My simple stock trading emulator, a work in progress

Working post and subject to change, and will be updated. I am putting the R codes in a page to the right

Implementing a trading model as a  finite entropy encoder in an optimum Shannon channel.

My trading model consist of a finite network of traders operating a graph algebra , which is the dual nework of the tracking the actual performance of companies on the market.  Traders use this graph algabra  in the manner of a Hidalgo-Hausmann dual network, or a Huffman encoder. The variables tracked are the price/earning ratios, and the exogenous changes come from dividend and net present value of liquid asset held within the company; call this liquidity measure.  The measured output of the system are price/earnings ratio as represented in the generalized yield curve of the trading network.

The goal of the trading network is Huffman encoding restricted by the graph algebra vs Huffman encoding without such a restriction.  When the two are out of balance, the trader network will drop the rank of the trading network, or increase the rank of the trading network. Portfolio shifts attempt to maintain the proper Fibonacci sequence as seen as transaction rates along the X axis of the yield curve.  The Y axis should be PE values. The research goal is to change the liquidity measure, the exogenous shocks and watch the two yield curves diverge.

Parameters:
The window length of the Huffman encoder defines the bandwidth of the trading network, which normally adjusts to twice the trading rate of the shortest term trading group. The exogenous input are the liquidity shocks coming from companies, which are determined from the real world. The research compares actual PE variations to imputed PE variations.

I use R Project codes consisting of a simple Huffman coder, a set of Graph algebra operations on the traders network, my generalized yield curve, and a small set of trading strategies within the limited graph algabra. I am trying to replicate the LeBaron research using the entropy norm.

Update 1:

We do not need tha actual Huffman codes inthe procedure, weneed the Huffman tree, and from that can determine information content, log(Wi), in the sample from Wiki Huffman description, becomes signal power. Since Pi log(Pi) is entropy, we make the quantum equivalance between transaction rate (Pi) and signal strength Wi with computed entropy Wi log(Wi)
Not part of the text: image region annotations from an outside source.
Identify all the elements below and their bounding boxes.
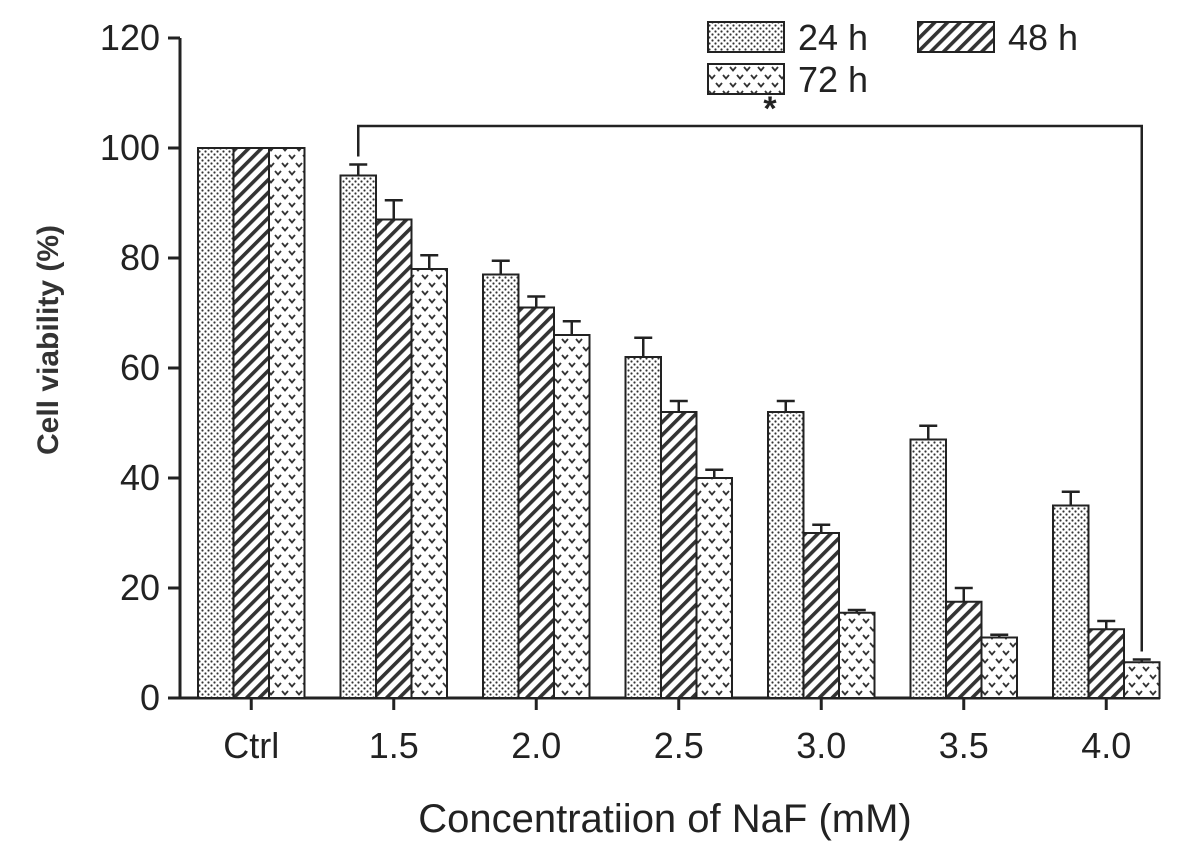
x-ticks: Ctrl 1.5 2.0 2.5 3.0 3.5 4.0 bbox=[223, 698, 1131, 766]
y-tick-label: 0 bbox=[140, 677, 160, 718]
x-tick-label: 3.0 bbox=[796, 725, 846, 766]
bar-24h-1.5 bbox=[339, 174, 377, 699]
bar-24h-2.0 bbox=[482, 273, 520, 699]
bar-48h-3.0 bbox=[802, 532, 840, 699]
bar-72h-Ctrl bbox=[268, 147, 306, 699]
bar-72h-1.5 bbox=[410, 268, 448, 699]
y-axis: 0 20 40 60 80 100 120 bbox=[100, 17, 182, 718]
bar-72h-3.0 bbox=[838, 611, 876, 699]
x-tick-label: Ctrl bbox=[223, 725, 279, 766]
x-axis: Ctrl 1.5 2.0 2.5 3.0 3.5 4.0 bbox=[180, 696, 1160, 766]
y-tick-label: 60 bbox=[120, 347, 160, 388]
bar-72h-2.0 bbox=[553, 334, 591, 699]
y-tick-label: 20 bbox=[120, 567, 160, 608]
significance-bracket: * bbox=[357, 90, 1143, 652]
legend-swatch-48h bbox=[917, 21, 995, 53]
bar-24h-3.0 bbox=[767, 411, 805, 699]
bar-72h-4.0 bbox=[1123, 661, 1161, 699]
x-axis-title: Concentratiion of NaF (mM) bbox=[418, 797, 911, 841]
y-ticks: 0 20 40 60 80 100 120 bbox=[100, 17, 180, 718]
bar-48h-Ctrl bbox=[232, 147, 270, 699]
legend-label-72h: 72 h bbox=[798, 59, 868, 100]
bar-48h-3.5 bbox=[945, 600, 983, 699]
y-tick-label: 40 bbox=[120, 457, 160, 498]
legend-label-24h: 24 h bbox=[798, 17, 868, 58]
y-tick-label: 80 bbox=[120, 237, 160, 278]
bar-48h-2.5 bbox=[660, 411, 698, 699]
significance-star: * bbox=[763, 90, 777, 128]
x-tick-label: 1.5 bbox=[369, 725, 419, 766]
bar-48h-1.5 bbox=[375, 218, 413, 699]
bar-72h-3.5 bbox=[980, 636, 1018, 699]
error-bars bbox=[349, 163, 1151, 663]
legend-swatch-24h bbox=[707, 21, 785, 53]
y-tick-label: 100 bbox=[100, 127, 160, 168]
x-tick-label: 3.5 bbox=[939, 725, 989, 766]
bar-48h-4.0 bbox=[1087, 628, 1125, 699]
legend-label-48h: 48 h bbox=[1008, 17, 1078, 58]
y-axis-title: Cell viability (%) bbox=[32, 225, 65, 455]
bar-72h-2.5 bbox=[695, 477, 733, 699]
x-tick-label: 4.0 bbox=[1081, 725, 1131, 766]
x-tick-label: 2.0 bbox=[511, 725, 561, 766]
bars bbox=[197, 147, 1161, 699]
bar-24h-Ctrl bbox=[197, 147, 235, 699]
x-tick-label: 2.5 bbox=[654, 725, 704, 766]
bar-24h-4.0 bbox=[1052, 504, 1090, 699]
significance-bracket-line bbox=[357, 124, 1143, 652]
y-tick-label: 120 bbox=[100, 17, 160, 58]
bar-24h-3.5 bbox=[909, 438, 947, 699]
bar-48h-2.0 bbox=[517, 306, 555, 699]
legend-swatch-72h bbox=[707, 63, 785, 95]
legend: 24 h 48 h 72 h bbox=[707, 17, 1078, 100]
bar-24h-2.5 bbox=[624, 356, 662, 699]
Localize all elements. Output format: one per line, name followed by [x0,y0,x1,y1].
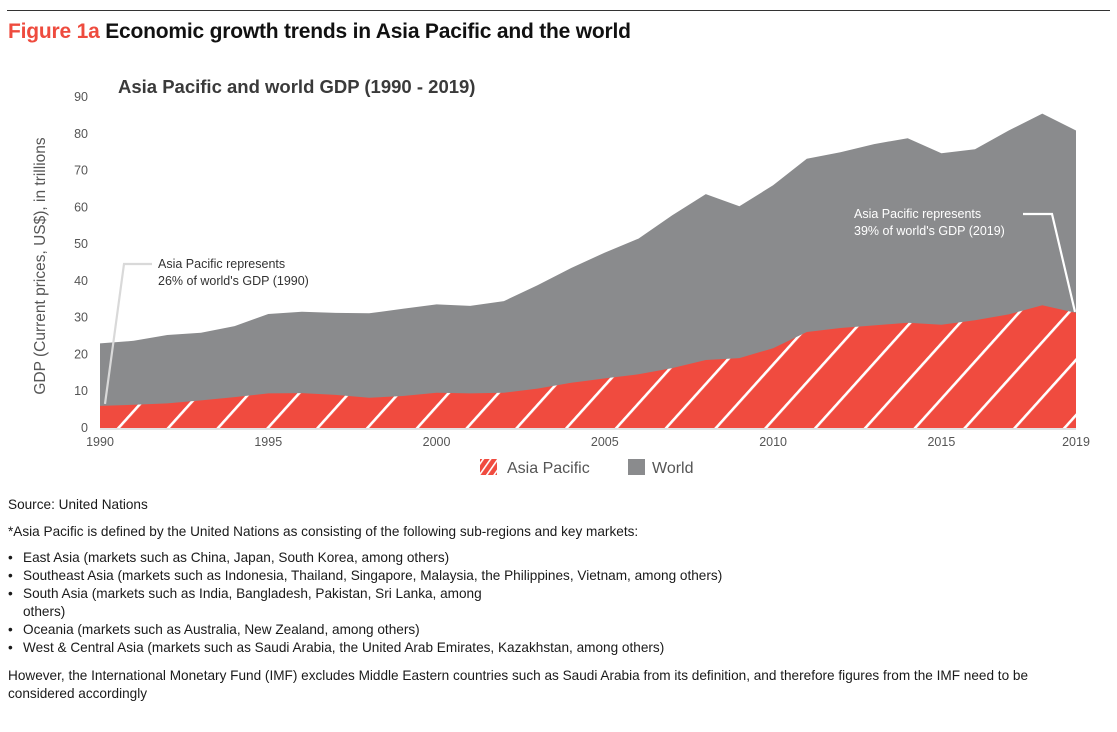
definition-note: *Asia Pacific is defined by the United N… [8,524,639,539]
annotation-2019-line2: 39% of world's GDP (2019) [854,224,1005,238]
region-list: East Asia (markets such as China, Japan,… [8,549,722,657]
region-item-southeast-asia: Southeast Asia (markets such as Indonesi… [8,567,722,585]
region-item-oceania: Oceania (markets such as Australia, New … [8,621,722,639]
chart-title: Asia Pacific and world GDP (1990 - 2019) [118,76,475,97]
asia-pacific-area [100,305,1076,428]
y-tick-label: 40 [74,274,88,288]
annotation-2019: Asia Pacific represents 39% of world's G… [854,207,1005,238]
figure-title: Figure 1a Economic growth trends in Asia… [8,20,631,44]
y-tick-label: 10 [74,384,88,398]
x-tick-label: 2000 [423,435,451,449]
source-note: Source: United Nations [8,497,148,512]
y-tick-label: 30 [74,311,88,325]
region-item-west-central-asia: West & Central Asia (markets such as Sau… [8,639,722,657]
legend-swatch-asia-pacific [480,459,497,475]
legend-label-world: World [652,460,694,477]
figure-title-text: Economic growth trends in Asia Pacific a… [105,20,631,43]
legend-swatch-world [628,459,645,475]
figure-number: Figure 1a [8,20,100,43]
y-tick-label: 60 [74,200,88,214]
x-tick-label: 2019 [1062,435,1090,449]
annotation-2019-leader-line [1023,212,1077,313]
legend: Asia Pacific World [480,459,694,477]
annotation-1990: Asia Pacific represents 26% of world's G… [158,257,309,288]
x-tick-label: 1995 [254,435,282,449]
y-tick-label: 70 [74,164,88,178]
x-tick-label: 2005 [591,435,619,449]
imf-note: However, the International Monetary Fund… [8,668,1029,701]
annotation-1990-line2: 26% of world's GDP (1990) [158,274,309,288]
legend-item-world: World [628,459,694,477]
legend-label-asia-pacific: Asia Pacific [507,460,590,477]
gdp-area-chart: Asia Pacific and world GDP (1990 - 2019)… [32,76,1090,477]
annotation-2019-line1: Asia Pacific represents [854,207,981,221]
x-tick-label: 1990 [86,435,114,449]
y-tick-label: 20 [74,347,88,361]
y-tick-label: 90 [74,90,88,104]
y-tick-label: 50 [74,237,88,251]
y-tick-label: 0 [81,421,88,435]
annotation-1990-line1: Asia Pacific represents [158,257,285,271]
x-tick-label: 2010 [759,435,787,449]
region-item-east-asia: East Asia (markets such as China, Japan,… [8,549,722,567]
annotation-1990-leader-line [103,262,152,405]
region-item-south-asia: South Asia (markets such as India, Bangl… [8,585,503,621]
legend-item-asia-pacific: Asia Pacific [480,459,590,477]
y-axis-label: GDP (Current prices, US$), in trillions [32,137,49,395]
x-tick-label: 2015 [927,435,955,449]
x-axis-ticks: 1990 1995 2000 2005 2010 2015 2019 [86,435,1090,449]
y-tick-label: 80 [74,127,88,141]
y-axis-ticks: 0 10 20 30 40 50 60 70 80 90 [74,90,88,435]
top-rule [7,10,1110,11]
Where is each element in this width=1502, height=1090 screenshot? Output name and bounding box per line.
Tha is,under Shannon  C = B log(1 + SNR).  We break the Shannon channel into components, each component has equal SNR. exp(Pi/B) = 1 + log(Pi)/V(i) The right term is constant, the Pi become the rate for the ith trader. The V(i) is the yield, the value of the Y acists on the yield curve.  We have broken up a Shannon channel into components based on bit length of an equivalent Hufman encoding tree, the rank of the supply chain.

The rates along the X axis should be the Fibonacci numbers, as Log(Pi) is uniformly distributed modulo 1, meaning all SNR values down the network are constant within an integer. This is the trick, and should be made more explicit.